Speciality pastry from Baden, Switzerland

Spanisch Brötli ("Spanish bun", also known as Spanisch Brödli, Spanischbrötli or Spanischbrödli) is a speciality pastry from Baden, Switzerland. It is a light, flaky pastry filled with a mix of roasted, crushed hazelnuts and apricot jam. Its structure has a square of dough for the lower portion, apricot and hazelnut filling for the middle portion, and a square of dough for the upper portion. It has an "X" (or "cross") cut into the top to allow for the food to vent hot air during baking.

== History ==
Spanisch Brötli were first mentioned in a 1701 book by Samuel Hottinger about the city and baths of Baden. Brötli were very popular among the wealthy people of Zürich, so their servants had to travel 25 km to Baden by foot over night to purchase brötli in the early morning hours and bring them back to Zürich in time for breakfast.

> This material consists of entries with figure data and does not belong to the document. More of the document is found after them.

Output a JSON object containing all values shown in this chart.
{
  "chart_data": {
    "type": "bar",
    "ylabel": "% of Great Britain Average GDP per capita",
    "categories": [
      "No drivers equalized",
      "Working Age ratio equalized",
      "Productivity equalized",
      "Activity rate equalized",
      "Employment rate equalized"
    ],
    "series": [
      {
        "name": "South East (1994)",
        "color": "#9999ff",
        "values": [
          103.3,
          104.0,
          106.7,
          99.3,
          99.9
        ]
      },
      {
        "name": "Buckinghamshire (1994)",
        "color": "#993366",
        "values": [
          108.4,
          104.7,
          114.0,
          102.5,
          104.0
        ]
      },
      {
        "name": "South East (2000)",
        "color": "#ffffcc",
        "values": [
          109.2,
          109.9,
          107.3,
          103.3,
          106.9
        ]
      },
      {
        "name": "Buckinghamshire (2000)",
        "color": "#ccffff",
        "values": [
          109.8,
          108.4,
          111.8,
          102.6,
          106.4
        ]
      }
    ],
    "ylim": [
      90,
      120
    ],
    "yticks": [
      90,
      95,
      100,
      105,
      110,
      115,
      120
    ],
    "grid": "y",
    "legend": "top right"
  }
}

In 1847 the Swiss Northern Railway was opened, connecting Zürich and Baden. This allowed Spanisch Brötli to be brought to Zürich in just 45 minutes, leading to the line being informally known as the Spanisch-Brötli-Bahn from then on.

During the 20th century these pastries fell out of favour and were almost forgotten until local bakeries revived the recipe in 2007, creating some new variants. Nowadays the pastry is sold under a trademark Spanischbrödli.